Ama insanların aslı birdir. Aynı özden, aynı asıldan, aynı cevherdendir.

هُوَ الَّذ۪ي خَلَقَكُمْ مِنْ نَفْسٍ وَاحِدَةٍ وَجَعَلَ مِنْهَا زَوْجَهَا لِيَسْكُنَ اِلَيْهَاۚ

“Sizi bir tek candan (Âdem'den) yaratan, ondan da yanında huzur bulsun diye eşini yaratan O'dur...” (A’raf 7/189. Bir benzeri: Nisâ4/1. Zümer 39/6)

Bu âyetlerde çekirdeğini erkek ve kadının oluşturduğu aileyi ortaya çıkaran biyolojik süreç yer alıyor.

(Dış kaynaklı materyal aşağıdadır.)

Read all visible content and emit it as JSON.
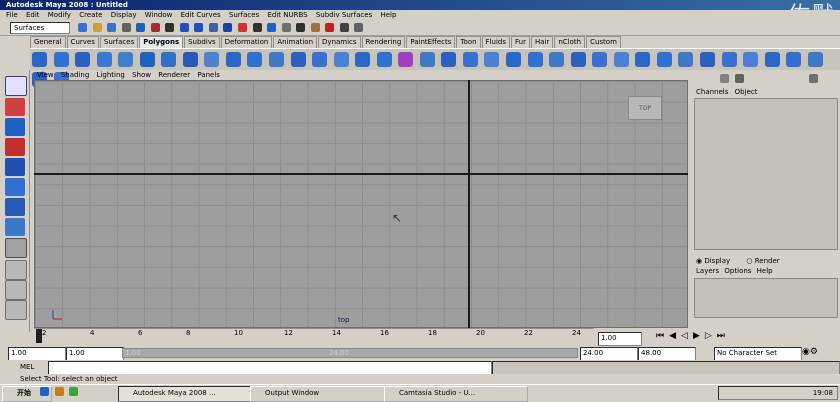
{
  "window": {
    "title": "Autodesk Maya 2008 : Untitled"
  },
  "watermark": "佐默",
  "menubar": [
    "File",
    "Edit",
    "Modify",
    "Create",
    "Display",
    "Window",
    "Edit Curves",
    "Surfaces",
    "Edit NURBS",
    "Subdiv Surfaces",
    "Help"
  ],
  "status_line": {
    "menu_set": "Surfaces"
  },
  "shelf_tabs": [
    "General",
    "Curves",
    "Surfaces",
    "Polygons",
    "Subdivs",
    "Deformation",
    "Animation",
    "Dynamics",
    "Rendering",
    "PaintEffects",
    "Toon",
    "Fluids",
    "Fur",
    "Hair",
    "nCloth",
    "Custom"
  ],
  "active_shelf": "Polygons",
  "viewport": {
    "menu": [
      "View",
      "Shading",
      "Lighting",
      "Show",
      "Renderer",
      "Panels"
    ],
    "camera_label": "top",
    "view_cube_label": "TOP"
  },
  "channel_box": {
    "tabs": [
      "Channels",
      "Object"
    ]
  },
  "layer_editor": {
    "display_label": "Display",
    "render_label": "Render",
    "menu": [
      "Layers",
      "Options",
      "Help"
    ]
  },
  "time_slider": {
    "ticks": [
      "2",
      "4",
      "6",
      "8",
      "10",
      "12",
      "14",
      "16",
      "18",
      "20",
      "22",
      "24"
    ],
    "current_frame": "1.00"
  },
  "range_slider": {
    "start_time": "1.00",
    "playback_start": "1.00",
    "slider_start": "1.00",
    "slider_end": "24.00",
    "end_time": "24.00",
    "playback_end": "48.00",
    "character_set": "No Character Set"
  },
  "command_line": {
    "label": "MEL"
  },
  "help_line": "Select Tool: select an object",
  "taskbar": {
    "start": "开始",
    "items": [
      {
        "label": "Autodesk Maya 2008 ...",
        "active": true
      },
      {
        "label": "Output Window",
        "active": false
      },
      {
        "label": "Camtasia Studio - U...",
        "active": false
      }
    ],
    "clock": "19:08"
  },
  "colors": {
    "viewport_bg": "#9e9e9e",
    "grid": "#8c8c8c",
    "axis": "#1a1a1a",
    "titlebar": "#0a246a"
  }
}
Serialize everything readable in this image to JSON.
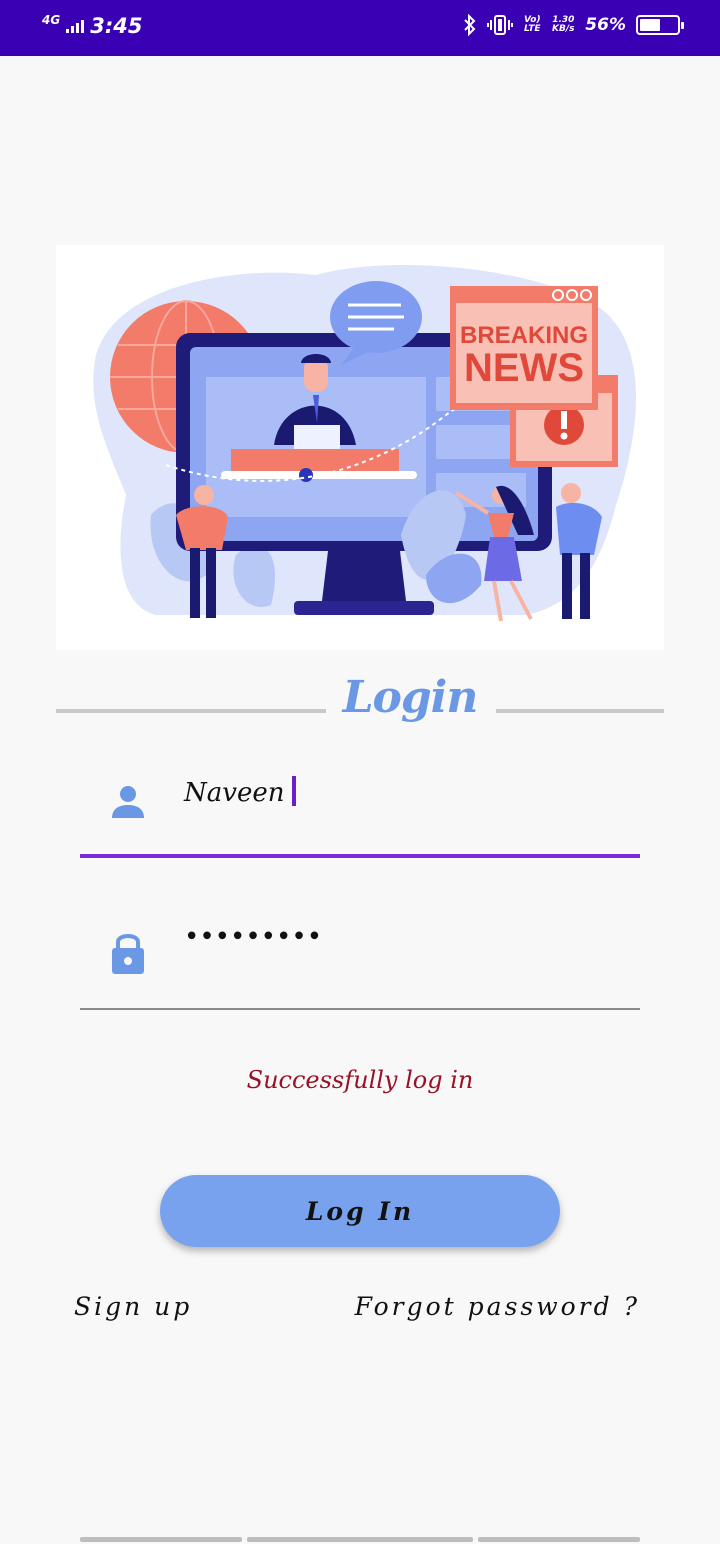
{
  "status_bar": {
    "network": "4G",
    "time": "3:45",
    "volte": "Vo) LTE",
    "speed": "1.30 KB/s",
    "battery_percent": "56%",
    "battery_level": 0.56,
    "icons": [
      "signal-icon",
      "bluetooth-icon",
      "vibrate-icon",
      "battery-icon"
    ]
  },
  "hero": {
    "image_name": "news-illustration",
    "sign_line1": "BREAKING",
    "sign_line2": "NEWS",
    "colors": {
      "blue": "#6d8ef0",
      "coral": "#f27b6a",
      "navy": "#1a1a70",
      "pale": "#dfe6fb"
    }
  },
  "login": {
    "title": "Login",
    "username_icon": "person-icon",
    "username_value": "Naveen",
    "password_icon": "lock-icon",
    "password_value": "•••••••••",
    "message": "Successfully log in",
    "button_label": "Log In",
    "signup_label": "Sign up",
    "forgot_label": "Forgot password ?"
  },
  "colors": {
    "status_bar": "#3a00b4",
    "accent": "#7a2ad6",
    "title": "#6a98e4",
    "button": "#78a2ee",
    "message": "#9a1025"
  }
}
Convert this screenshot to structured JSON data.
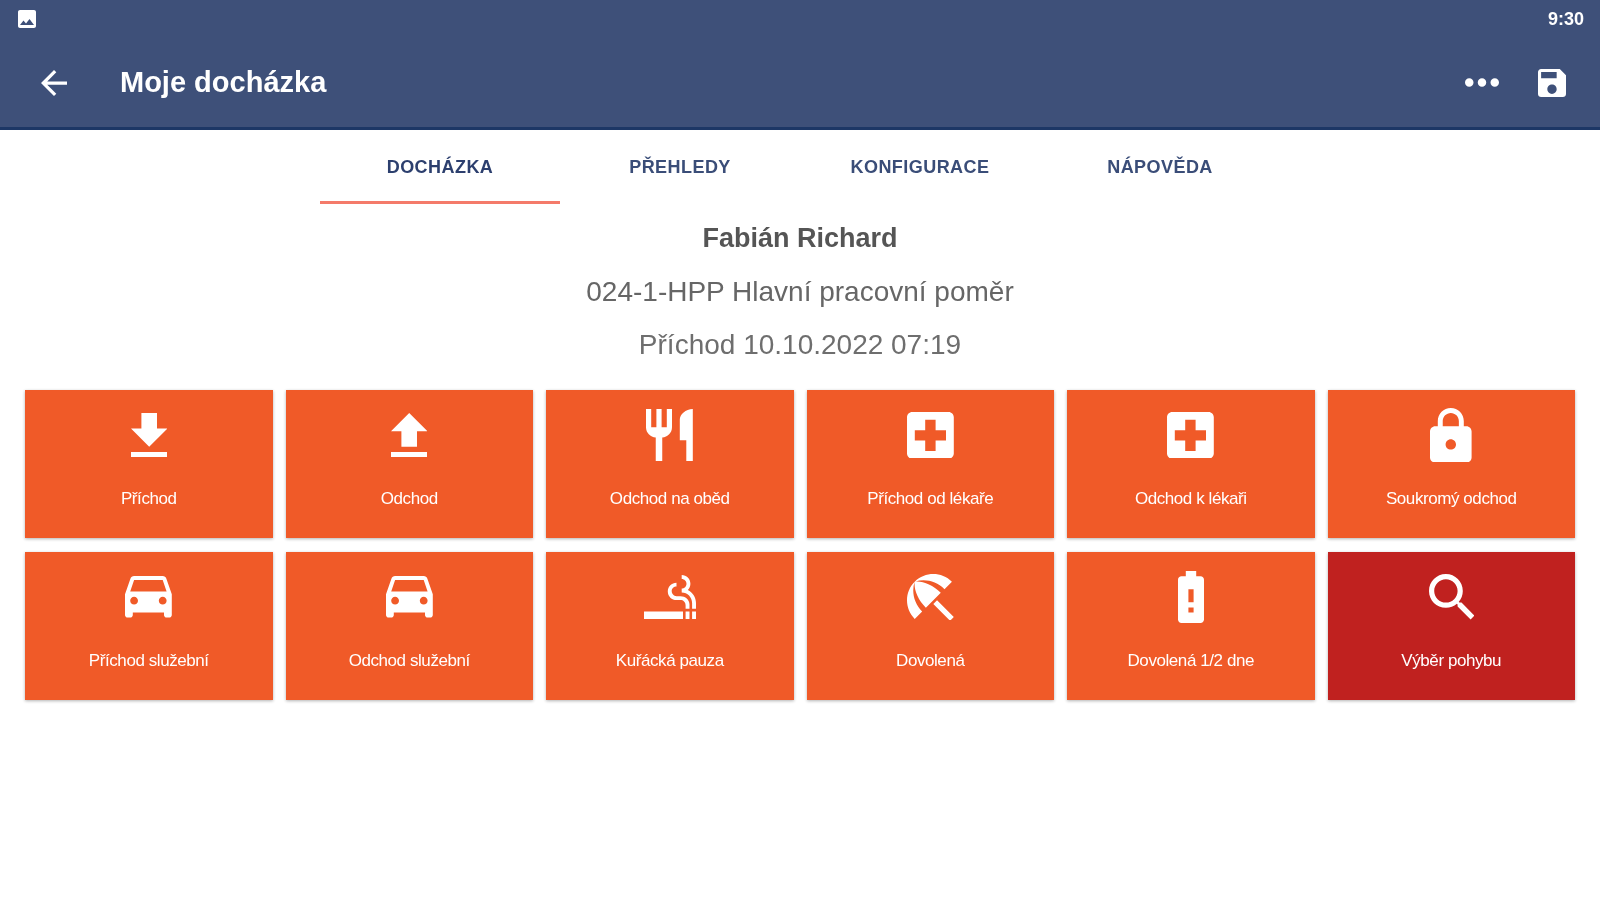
{
  "status_bar": {
    "time": "9:30"
  },
  "app_bar": {
    "title": "Moje docházka"
  },
  "tabs": [
    {
      "label": "DOCHÁZKA",
      "selected": true
    },
    {
      "label": "PŘEHLEDY",
      "selected": false
    },
    {
      "label": "KONFIGURACE",
      "selected": false
    },
    {
      "label": "NÁPOVĚDA",
      "selected": false
    }
  ],
  "employee": {
    "name": "Fabián Richard",
    "contract": "024-1-HPP Hlavní pracovní poměr",
    "last_event": "Příchod 10.10.2022 07:19"
  },
  "tiles": [
    {
      "label": "Příchod",
      "kind": "in",
      "selected": false
    },
    {
      "label": "Odchod",
      "kind": "out",
      "selected": false
    },
    {
      "label": "Odchod na oběd",
      "kind": "lunch",
      "selected": false
    },
    {
      "label": "Příchod od lékaře",
      "kind": "medical",
      "selected": false
    },
    {
      "label": "Odchod k lékaři",
      "kind": "medical",
      "selected": false
    },
    {
      "label": "Soukromý odchod",
      "kind": "lock",
      "selected": false
    },
    {
      "label": "Příchod služební",
      "kind": "car",
      "selected": false
    },
    {
      "label": "Odchod služební",
      "kind": "car",
      "selected": false
    },
    {
      "label": "Kuřácká pauza",
      "kind": "smoking",
      "selected": false
    },
    {
      "label": "Dovolená",
      "kind": "umbrella",
      "selected": false
    },
    {
      "label": "Dovolená 1/2 dne",
      "kind": "battery",
      "selected": false
    },
    {
      "label": "Výběr pohybu",
      "kind": "search",
      "selected": true
    }
  ]
}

-İnsan aile sayesinde artık bir erkek ve kadından yaratılıyor:

وَاَنَّهُ خَلَقَ الزَّوْجَيْنِ الذَّكَرَ وَالْاُنْثٰىۙ ﴿45﴾ مِنْ نُطْفَةٍ اِذَا تُمْنٰىۖ ﴿46﴾

“Şurası muhakkak ki (rahime) atıldığında nutfeden, erkek ve dişiden ibaret olan iki çifti O yarattı.” (Necm 53/45-46)

 

اَيَحْسَبُ الْاِنْسَانُ اَنْ يُتْرَكَ سُدًىۜ ﴿36﴾ اَلَمْ يَكُ نُطْفَةً مِنْ مَنِيٍّ يُمْنٰىۙ ﴿37﴾ ثُمَّ كَانَ عَلَقَةً فَخَلَقَ فَسَوّٰىۙ ﴿38﴾ فَجَعَلَ مِنْهُ الزَّوْجَيْنِ الذَّكَرَ وَالْاُنْثٰىۜ ﴿39﴾ اَلَيْسَ ذٰلِكَ بِقَادِرٍ عَلٰٓى اَنْ يُحْيِيَ الْمَوْتٰى ﴿40﴾

“İnsan, kendisinin başıboş bırakılacağını mı sanır!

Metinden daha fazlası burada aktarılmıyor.